Thoughts on Apple Silicon Performance for Local LLMs

Andreas Kunar
4 min readNov 25, 2023

--

Apple silicon, with its integrated GPUs and unified, large, wide RAM looks very tempting for AI work. Especially when using Georgi Gerganov’s amazing llama.cpp (either directly or as e.g., a Python library via llama-cpp-python). But how does this compare to a modern PC with an NVIDIA GPU?

Apple AI Performance — Generated with Adobe Firefly

I got myself a 96GB RAM M2 Ultra Mac Studio for my AI work. A modern PC with fast CPU, lots of RAM, and an NVIDIA 4090 GPU would have cost me similarly.

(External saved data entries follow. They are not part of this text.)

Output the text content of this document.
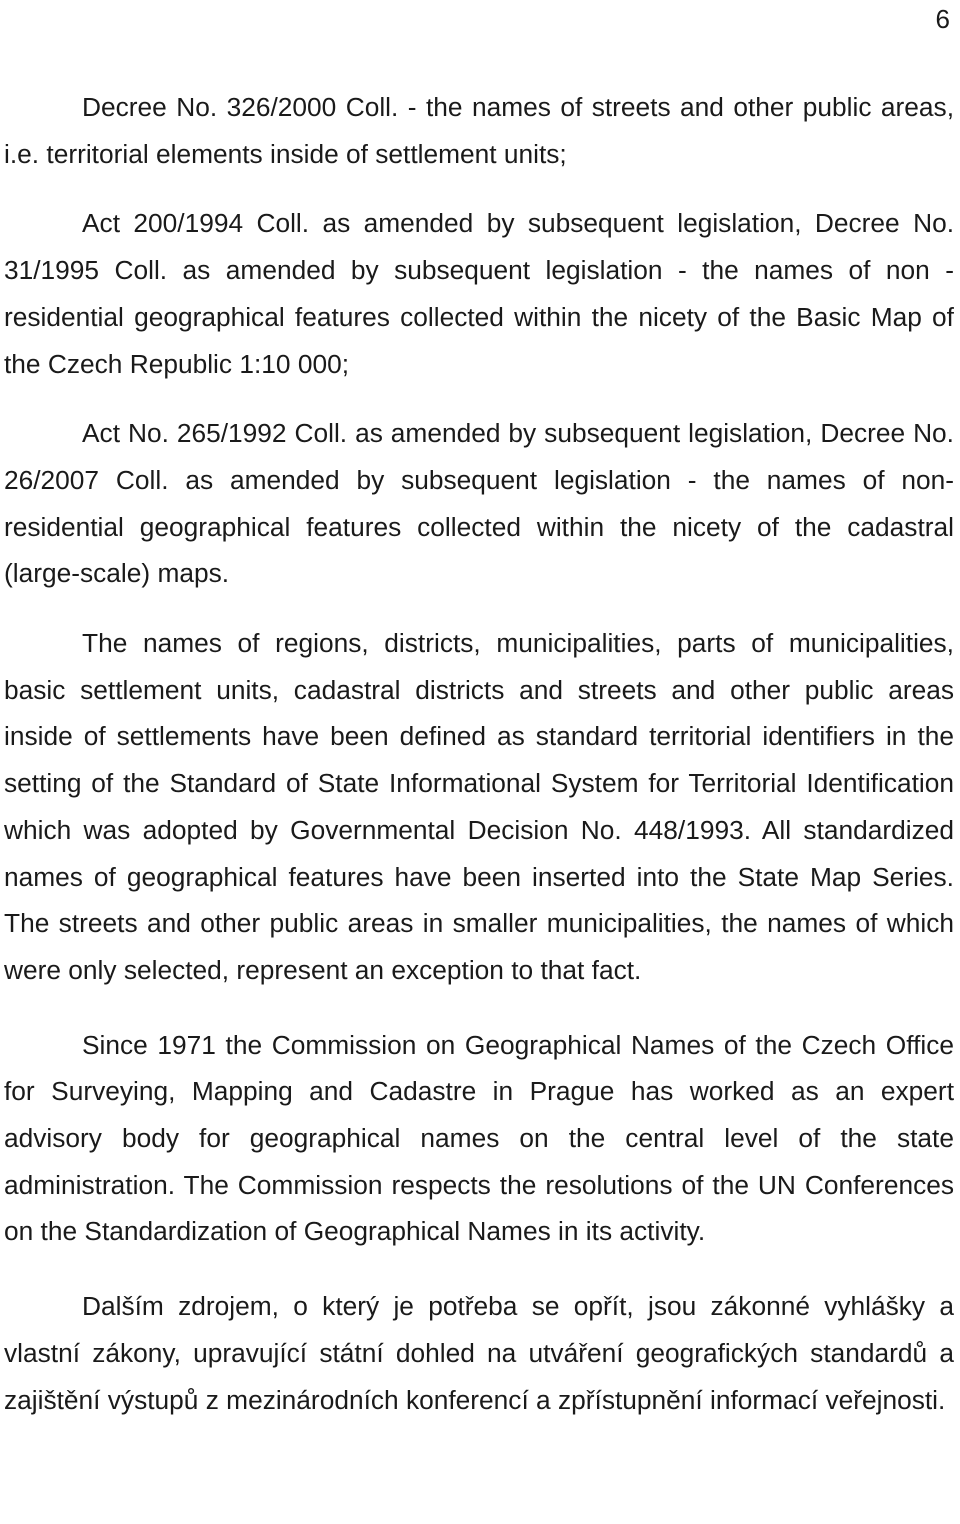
6

Decree No. 326/2000 Coll. - the names of streets and other public areas, i.e. territorial elements inside of settlement units;

Act 200/1994 Coll. as amended by subsequent legislation, Decree No. 31/1995 Coll. as amended by subsequent legislation - the names of non -residential geographical features collected within the nicety of the Basic Map of the Czech Republic 1:10 000;

Act No. 265/1992 Coll. as amended by subsequent legislation, Decree No. 26/2007 Coll. as amended by subsequent legislation - the names of non-residential geographical features collected within the nicety of the cadastral (large-scale) maps.

The names of regions, districts, municipalities, parts of municipalities, basic settlement units, cadastral districts and streets and other public areas inside of settlements have been defined as standard territorial identifiers in the setting of the Standard of State Informational System for Territorial Identification which was adopted by Governmental Decision No. 448/1993. All standardized names of geographical features have been inserted into the State Map Series. The streets and other public areas in smaller municipalities, the names of which were only selected, represent an exception to that fact.

Since 1971 the Commission on Geographical Names of the Czech Office for Surveying, Mapping and Cadastre in Prague has worked as an expert advisory body for geographical names on the central level of the state administration. The Commission respects the resolutions of the UN Conferences on the Standardization of Geographical Names in its activity.

Dalším zdrojem, o který je potřeba se opřít, jsou zákonné vyhlášky a vlastní zákony, upravující státní dohled na utváření geografických standardů a zajištění výstupů z mezinárodních konferencí a zpřístupnění informací veřejnosti.
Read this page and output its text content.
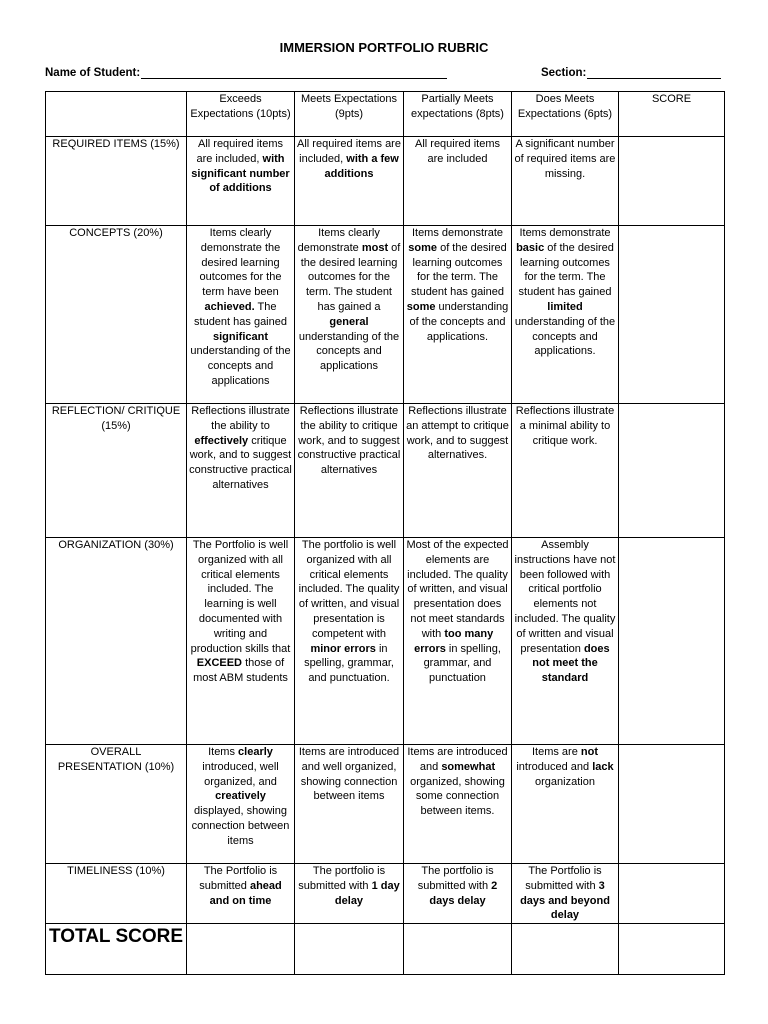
IMMERSION PORTFOLIO RUBRIC
Name of Student:	Section:
	Exceeds Expectations (10pts)	Meets Expectations (9pts)	Partially Meets expectations (8pts)	Does Meets Expectations (6pts)	SCORE
REQUIRED ITEMS (15%)	All required items are included, with significant number of additions	All required items are included, with a few additions	All required items are included	A significant number of required items are missing.	
CONCEPTS (20%)	Items clearly demonstrate the desired learning outcomes for the term have been achieved. The student has gained significant understanding of the concepts and applications	Items clearly demonstrate most of the desired learning outcomes for the term. The student has gained a general understanding of the concepts and applications	Items demonstrate some of the desired learning outcomes for the term. The student has gained some understanding of the concepts and applications.	Items demonstrate basic of the desired learning outcomes for the term. The student has gained limited understanding of the concepts and applications.	
REFLECTION/ CRITIQUE (15%)	Reflections illustrate the ability to effectively critique work, and to suggest constructive practical alternatives	Reflections illustrate the ability to critique work, and to suggest constructive practical alternatives	Reflections illustrate an attempt to critique work, and to suggest alternatives.	Reflections illustrate a minimal ability to critique work.	
ORGANIZATION (30%)	The Portfolio is well organized with all critical elements included. The learning is well documented with writing and production skills that EXCEED those of most ABM students	The portfolio is well organized with all critical elements included. The quality of written, and visual presentation is competent with minor errors in spelling, grammar, and punctuation.	Most of the expected elements are included. The quality of written, and visual presentation does not meet standards with too many errors in spelling, grammar, and punctuation	Assembly instructions have not been followed with critical portfolio elements not included. The quality of written and visual presentation does not meet the standard	
OVERALL PRESENTATION (10%)	Items clearly introduced, well organized, and creatively displayed, showing connection between items	Items are introduced and well organized, showing connection between items	Items are introduced and somewhat organized, showing some connection between items.	Items are not introduced and lack organization	
TIMELINESS (10%)	The Portfolio is submitted ahead and on time	The portfolio is submitted with 1 day delay	The portfolio is submitted with 2 days delay	The Portfolio is submitted with 3 days and beyond delay	
TOTAL SCORE					
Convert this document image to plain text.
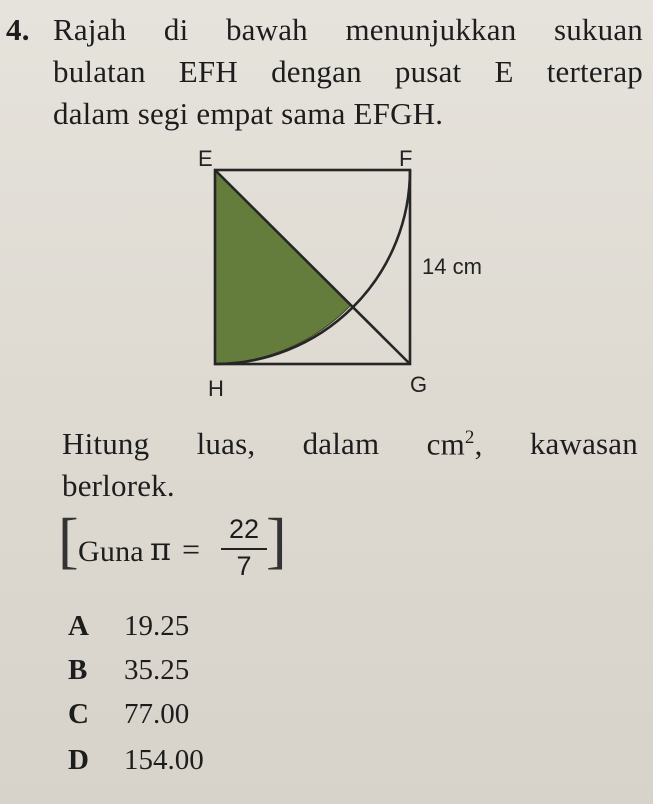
4. Rajah di bawah menunjukkan sukuan
bulatan EFH dengan pusat E terterap
dalam segi empat sama EFGH.
E	F
G
H
14 cm
Hitung luas, dalam $cm^2$, kawasan
berlorek.
[ Guna π =
22
7 ]
A 19.25
B 35.25
C 77.00
D 154.00
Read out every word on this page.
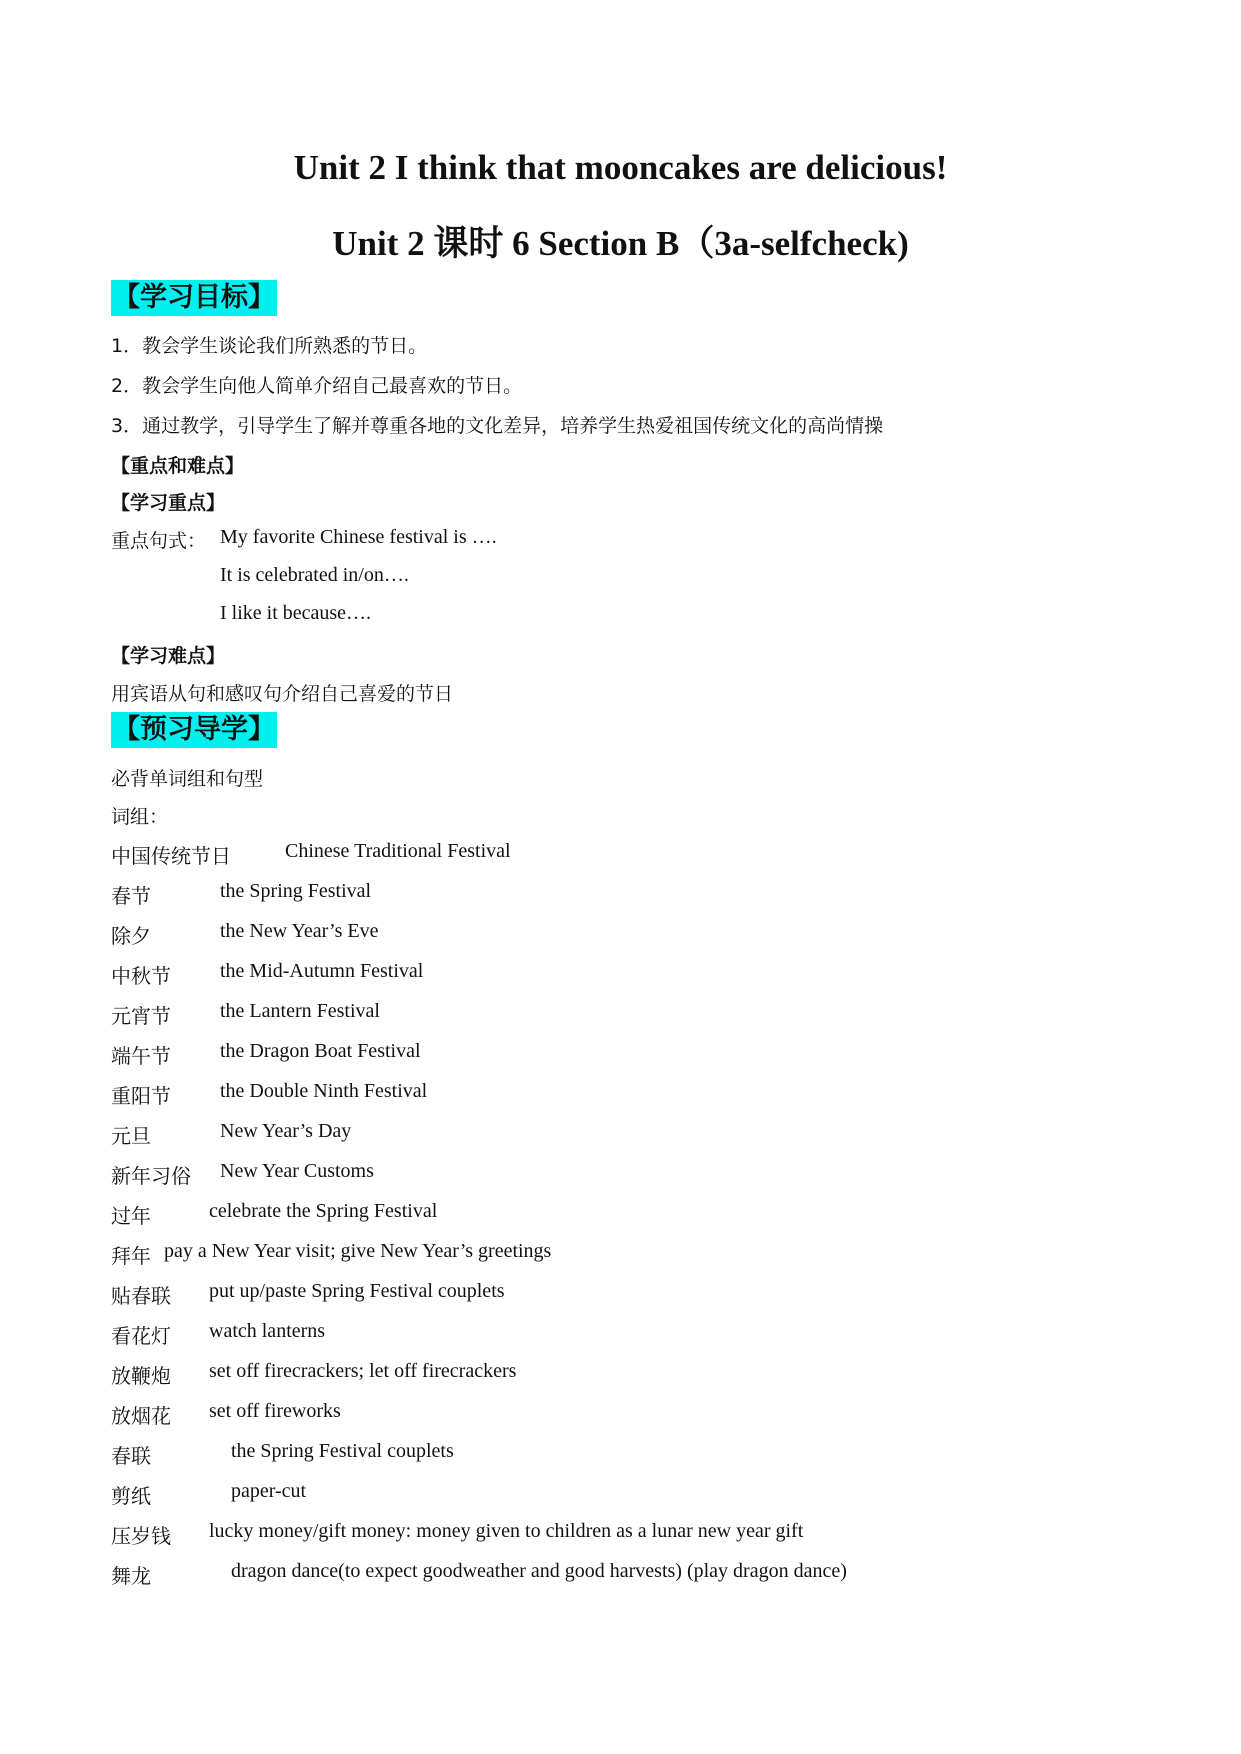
Unit 2 I think that mooncakes are delicious!
Unit 2 课时 6 Section B（3a-selfcheck)
【学习目标】
1．教会学生谈论我们所熟悉的节日。
2．教会学生向他人简单介绍自己最喜欢的节日。
3．通过教学，引导学生了解并尊重各地的文化差异，培养学生热爱祖国传统文化的高尚情操
【重点和难点】
【学习重点】
重点句式： My favorite Chinese festival is ….
It is celebrated in/on….
I like it because….
【学习难点】
用宾语从句和感叹句介绍自己喜爱的节日
【预习导学】
必背单词组和句型
词组：
中国传统节日	Chinese Traditional Festival
春节	the Spring Festival
除夕	the New Year’s Eve
中秋节 the Mid-Autumn Festival
元宵节 the Lantern Festival
端午节 the Dragon Boat Festival
重阳节 the Double Ninth Festival
元旦	New Year’s Day
新年习俗 New Year Customs
过年	celebrate the Spring Festival
拜年 pay a New Year visit; give New Year’s greetings
贴春联 put up/paste Spring Festival couplets
看花灯 watch lanterns
放鞭炮 set off firecrackers; let off firecrackers
放烟花 set off fireworks
春联	the Spring Festival couplets
剪纸	paper-cut
压岁钱 lucky money/gift money: money given to children as a lunar new year gift
舞龙	dragon dance(to expect goodweather and good harvests) (play dragon dance)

It would also have huge GPU horsepower, 2.5x the VRAM bandwidth of my M2 Max, but only 1/3 the VRAM size, and it probably would draw ~10x the power — under full load more like a noisy fan-heater, and nothing I want next to me on my desk.

With my M2 Max, I get approx. 60 token/s for llama-2 7B (Q4 quantized). And because I also have 96GB RAM for my GPU, I also get approx. 8 token/s for llama-2 70B (Q4) inference. I’m quite happy with this for my local German-language specific RAG work. But should I have buyer’s remorse?

I found some interesting reasoning for the performance-aspects of running local LLMs like llama.cpp, besides just having enough GPU RAM. First in a tweet by OpenAI’s Andrej Karpathy — how memory-bandwidth constrains non-batched LLM inference. And recently Georgi Gerganov also initiated a very interesting discussion — about Apple silicon llama.cpp performance measurements:

During single-user LLM inference‘s response token-generation (“TG” in Georgi’s tables), the memory bandwidth mostly constrains performance. The GPUs’ many/fast ALUs are not fully utilized, because the GPU is busy getting data.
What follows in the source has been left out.